Southeastern Connecticut is unique. There are shorelines, urban centers, rural agriculture-based areas, suburban areas, and many small towns. There are areas where jobs go wanting for lack of a local trained workforce, and areas where unemployment is high. In practically all areas, affordable housing is lacking.

The region is only a few hours from major metropolitan centers and, due to that, enjoyed some investment during the pandemic as people sought a different quality of life. Simply put, more people are needed in the region for it to grow and prosper.
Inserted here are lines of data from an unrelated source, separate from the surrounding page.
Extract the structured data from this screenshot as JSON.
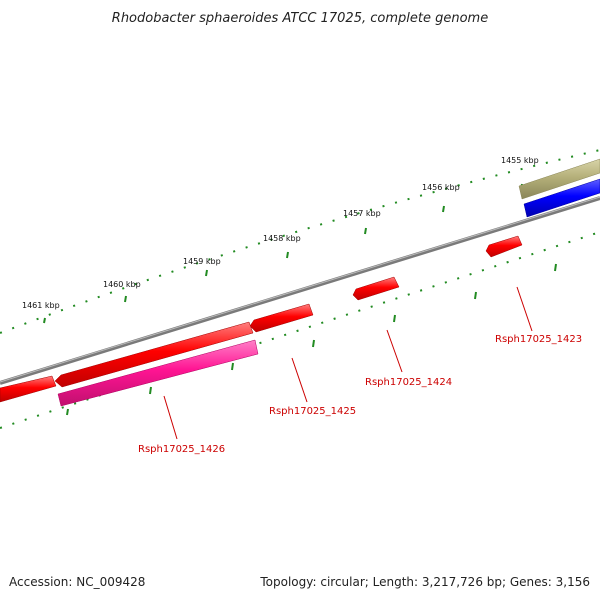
{
  "title": "Rhodobacter sphaeroides ATCC 17025, complete genome",
  "scale_labels": [
    "1455 kbp",
    "1456 kbp",
    "1457 kbp",
    "1458 kbp",
    "1459 kbp",
    "1460 kbp",
    "1461 kbp"
  ],
  "gene_labels": [
    "Rsph17025_1423",
    "Rsph17025_1424",
    "Rsph17025_1425",
    "Rsph17025_1426"
  ],
  "footer": {
    "accession": "Accession: NC_009428",
    "summary": "Topology: circular; Length: 3,217,726 bp; Genes: 3,156"
  },
  "colors": {
    "backbone": "#808080",
    "gene_red": "#ff0000",
    "gene_pink": "#ff1493",
    "gene_blue": "#0000ff",
    "gene_olive": "#b5b07a",
    "scale_green": "#228b22",
    "label_red": "#cc0000"
  }
}
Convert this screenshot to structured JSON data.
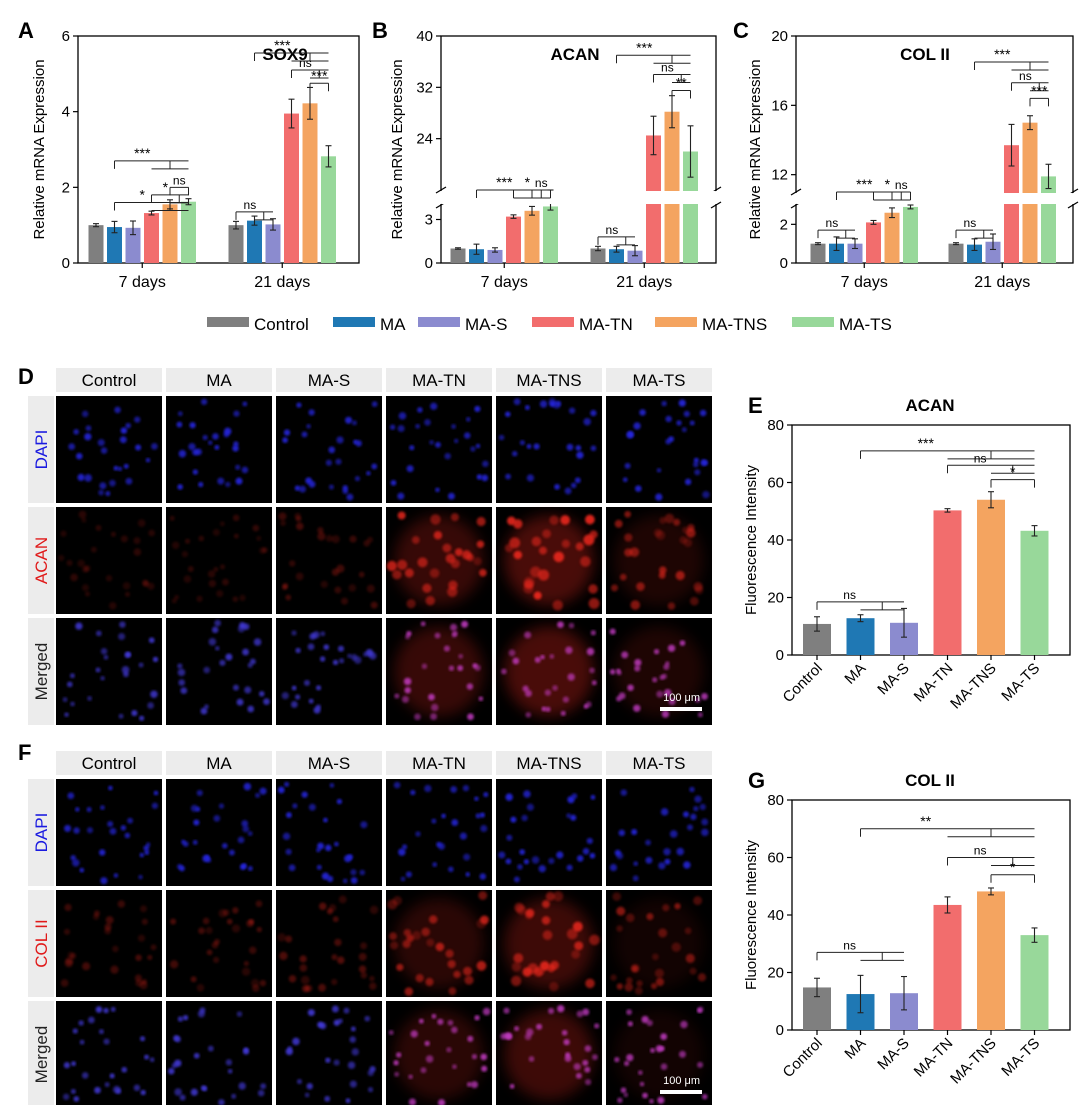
{
  "colors": {
    "Control": "#7f7f7f",
    "MA": "#1f78b4",
    "MA-S": "#8b8bcf",
    "MA-TN": "#f26d6d",
    "MA-TNS": "#f4a460",
    "MA-TS": "#98d89a"
  },
  "legend": [
    "Control",
    "MA",
    "MA-S",
    "MA-TN",
    "MA-TNS",
    "MA-TS"
  ],
  "panels": {
    "A": "A",
    "B": "B",
    "C": "C",
    "D": "D",
    "E": "E",
    "F": "F",
    "G": "G"
  },
  "chart_data": [
    {
      "panel": "A",
      "type": "bar",
      "title": "SOX9",
      "ylabel": "Relative mRNA Expression",
      "ylim": [
        0,
        6
      ],
      "yticks": [
        0,
        2,
        4,
        6
      ],
      "groups": [
        "7 days",
        "21 days"
      ],
      "series": [
        "Control",
        "MA",
        "MA-S",
        "MA-TN",
        "MA-TNS",
        "MA-TS"
      ],
      "values": [
        [
          1.0,
          0.95,
          0.93,
          1.32,
          1.55,
          1.62
        ],
        [
          1.0,
          1.12,
          1.02,
          3.95,
          4.22,
          2.82
        ]
      ],
      "errors": [
        [
          0.04,
          0.15,
          0.18,
          0.05,
          0.12,
          0.08
        ],
        [
          0.1,
          0.12,
          0.15,
          0.38,
          0.42,
          0.28
        ]
      ],
      "annotations": [
        {
          "text": "***",
          "g": 0,
          "from": 1,
          "to": [
            3,
            5
          ],
          "y": 2.7
        },
        {
          "text": "*",
          "g": 0,
          "from": 1,
          "to": [
            3,
            5
          ],
          "y": 1.6
        },
        {
          "text": "*",
          "g": 0,
          "from": 3,
          "to": [
            4,
            5
          ],
          "y": 1.8
        },
        {
          "text": "ns",
          "g": 0,
          "from": 4,
          "to": [
            5
          ],
          "y": 2.0
        },
        {
          "text": "ns",
          "g": 1,
          "from": 0,
          "to": [
            1,
            2
          ],
          "y": 1.35
        },
        {
          "text": "***",
          "g": 1,
          "from": 1,
          "to": [
            3,
            5
          ],
          "y": 5.55
        },
        {
          "text": "ns",
          "g": 1,
          "from": 3,
          "to": [
            4,
            5
          ],
          "y": 5.1
        },
        {
          "text": "***",
          "g": 1,
          "from": 4,
          "to": [
            5
          ],
          "y": 4.75
        }
      ]
    },
    {
      "panel": "B",
      "type": "bar",
      "title": "ACAN",
      "ylabel": "Relative mRNA Expression",
      "ylim": [
        0,
        40
      ],
      "yticks": [
        0,
        3,
        24,
        32,
        40
      ],
      "axis_break": {
        "low_max": 4,
        "high_min": 16
      },
      "groups": [
        "7 days",
        "21 days"
      ],
      "series": [
        "Control",
        "MA",
        "MA-S",
        "MA-TN",
        "MA-TNS",
        "MA-TS"
      ],
      "values": [
        [
          1.0,
          0.95,
          0.9,
          3.2,
          3.6,
          3.9
        ],
        [
          1.0,
          0.95,
          0.85,
          24.5,
          28.2,
          22.0
        ]
      ],
      "errors": [
        [
          0.05,
          0.35,
          0.15,
          0.12,
          0.3,
          0.25
        ],
        [
          0.15,
          0.2,
          0.35,
          3.0,
          2.5,
          4.0
        ]
      ],
      "annotations": [
        {
          "text": "***",
          "g": 0,
          "from": 1,
          "to": [
            3,
            5
          ],
          "y": 14
        },
        {
          "text": "*",
          "g": 0,
          "from": 3,
          "to": [
            4,
            5
          ],
          "y": 5
        },
        {
          "text": "ns",
          "g": 0,
          "from": 4,
          "to": [
            5
          ],
          "y": 7
        },
        {
          "text": "ns",
          "g": 1,
          "from": 0,
          "to": [
            1,
            2
          ],
          "y": 1.8
        },
        {
          "text": "***",
          "g": 1,
          "from": 1,
          "to": [
            3,
            5
          ],
          "y": 37
        },
        {
          "text": "ns",
          "g": 1,
          "from": 3,
          "to": [
            4,
            5
          ],
          "y": 34
        },
        {
          "text": "**",
          "g": 1,
          "from": 4,
          "to": [
            5
          ],
          "y": 31.5
        }
      ]
    },
    {
      "panel": "C",
      "type": "bar",
      "title": "COL II",
      "ylabel": "Relative mRNA Expression",
      "ylim": [
        0,
        20
      ],
      "yticks": [
        0,
        2,
        12,
        16,
        20
      ],
      "axis_break": {
        "low_max": 3,
        "high_min": 11
      },
      "groups": [
        "7 days",
        "21 days"
      ],
      "series": [
        "Control",
        "MA",
        "MA-S",
        "MA-TN",
        "MA-TNS",
        "MA-TS"
      ],
      "values": [
        [
          1.0,
          1.0,
          1.0,
          2.1,
          2.6,
          2.9
        ],
        [
          1.0,
          0.95,
          1.1,
          13.7,
          15.0,
          11.9
        ]
      ],
      "errors": [
        [
          0.05,
          0.35,
          0.25,
          0.1,
          0.25,
          0.1
        ],
        [
          0.05,
          0.3,
          0.4,
          1.2,
          0.4,
          0.7
        ]
      ],
      "annotations": [
        {
          "text": "ns",
          "g": 0,
          "from": 0,
          "to": [
            1,
            2
          ],
          "y": 1.7
        },
        {
          "text": "***",
          "g": 0,
          "from": 1,
          "to": [
            3,
            5
          ],
          "y": 7
        },
        {
          "text": "*",
          "g": 0,
          "from": 3,
          "to": [
            4,
            5
          ],
          "y": 4
        },
        {
          "text": "ns",
          "g": 0,
          "from": 4,
          "to": [
            5
          ],
          "y": 6
        },
        {
          "text": "ns",
          "g": 1,
          "from": 0,
          "to": [
            1,
            2
          ],
          "y": 1.7
        },
        {
          "text": "***",
          "g": 1,
          "from": 1,
          "to": [
            3,
            5
          ],
          "y": 18.5
        },
        {
          "text": "ns",
          "g": 1,
          "from": 3,
          "to": [
            4,
            5
          ],
          "y": 17.3
        },
        {
          "text": "***",
          "g": 1,
          "from": 4,
          "to": [
            5
          ],
          "y": 16.4
        }
      ]
    },
    {
      "panel": "E",
      "type": "bar",
      "title": "ACAN",
      "ylabel": "Fluorescence Intensity",
      "ylim": [
        0,
        80
      ],
      "yticks": [
        0,
        20,
        40,
        60,
        80
      ],
      "categories": [
        "Control",
        "MA",
        "MA-S",
        "MA-TN",
        "MA-TNS",
        "MA-TS"
      ],
      "values": [
        10.8,
        12.8,
        11.2,
        50.3,
        54.0,
        43.2
      ],
      "errors": [
        2.5,
        1.2,
        5.0,
        0.6,
        2.8,
        1.8
      ],
      "annotations": [
        {
          "text": "ns",
          "from": 0,
          "to": [
            1,
            2
          ],
          "y": 18.5
        },
        {
          "text": "***",
          "from": 1,
          "to": [
            3,
            5
          ],
          "y": 71
        },
        {
          "text": "ns",
          "from": 3,
          "to": [
            4,
            5
          ],
          "y": 66
        },
        {
          "text": "*",
          "from": 4,
          "to": [
            5
          ],
          "y": 61
        }
      ]
    },
    {
      "panel": "G",
      "type": "bar",
      "title": "COL II",
      "ylabel": "Fluorescence Intensity",
      "ylim": [
        0,
        80
      ],
      "yticks": [
        0,
        20,
        40,
        60,
        80
      ],
      "categories": [
        "Control",
        "MA",
        "MA-S",
        "MA-TN",
        "MA-TNS",
        "MA-TS"
      ],
      "values": [
        14.8,
        12.5,
        12.8,
        43.5,
        48.2,
        33.0
      ],
      "errors": [
        3.2,
        6.5,
        5.8,
        2.8,
        1.2,
        2.5
      ],
      "annotations": [
        {
          "text": "ns",
          "from": 0,
          "to": [
            1,
            2
          ],
          "y": 27
        },
        {
          "text": "**",
          "from": 1,
          "to": [
            3,
            5
          ],
          "y": 70
        },
        {
          "text": "ns",
          "from": 3,
          "to": [
            4,
            5
          ],
          "y": 60
        },
        {
          "text": "*",
          "from": 4,
          "to": [
            5
          ],
          "y": 54
        }
      ]
    }
  ],
  "micrographs": {
    "D": {
      "columns": [
        "Control",
        "MA",
        "MA-S",
        "MA-TN",
        "MA-TNS",
        "MA-TS"
      ],
      "rows": [
        "DAPI",
        "ACAN",
        "Merged"
      ],
      "row_colors": [
        "#1a1ae0",
        "#e01a1a",
        "#222222"
      ],
      "signal": [
        0.08,
        0.1,
        0.18,
        0.75,
        0.9,
        0.55
      ],
      "scale_bar": "100 μm"
    },
    "F": {
      "columns": [
        "Control",
        "MA",
        "MA-S",
        "MA-TN",
        "MA-TNS",
        "MA-TS"
      ],
      "rows": [
        "DAPI",
        "COL II",
        "Merged"
      ],
      "row_colors": [
        "#1a1ae0",
        "#e01a1a",
        "#222222"
      ],
      "signal": [
        0.18,
        0.22,
        0.25,
        0.65,
        0.8,
        0.45
      ],
      "scale_bar": "100 μm"
    }
  }
}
Economic development has many definitions and is often misunderstood by municipal leaders, residents and even development professionals and practitioners. There are many and sundry reasons for this, and there is an ongoing and healthy debate between those who want to ensure and 

promote a vibrant business environment and those who what to preserve and cultivate the region’s quality of life. The two visions are not mutually exclusive, and proper planning, strong municipal and community leadership, and an enlightened business community can ensure an economically-viable region with a high quality of life.

Many planning, community development and economic development practitioners debate, analyze, and debate some more these same issues re: quality of business environment (QOBE) over quality of life (QOL) considerations. In a recent paper, An Aggregate Approach to Estimating Quality of Life in Micropolitan Areas, the authors assert that in micropolitan areas there are indications that a “higher QOL drives both population growth and employment growth more than QOBE in micropolitan area counties” (An aggregate approach to estimating quality of life in micropolitan areas | SpringerLink). Interestingly, SECT EDD is referenced in the 2020 Census as a metropolitan area because it has a population more than 50,000 (Metropolitan and Micropolitan Statistical Areas of the United States and Puerto Rico ( However, due to the unique blend of rural, urban and suburban environments in the region, one could argue several micropolitan sub-regions exist.

CEDS 2023 is a blend of QOBE and QOL strategic goals and actions. The region CAN thrive AND maintain a high quality of life. The goal Support People, perhaps the most important of the three goals, reminds everyone that the region is stronger when all – family members, professional and scientific workers, craftspeople, tradespeople, hospitality and healthcare workers, residents, business owners – strive for the same outcomes.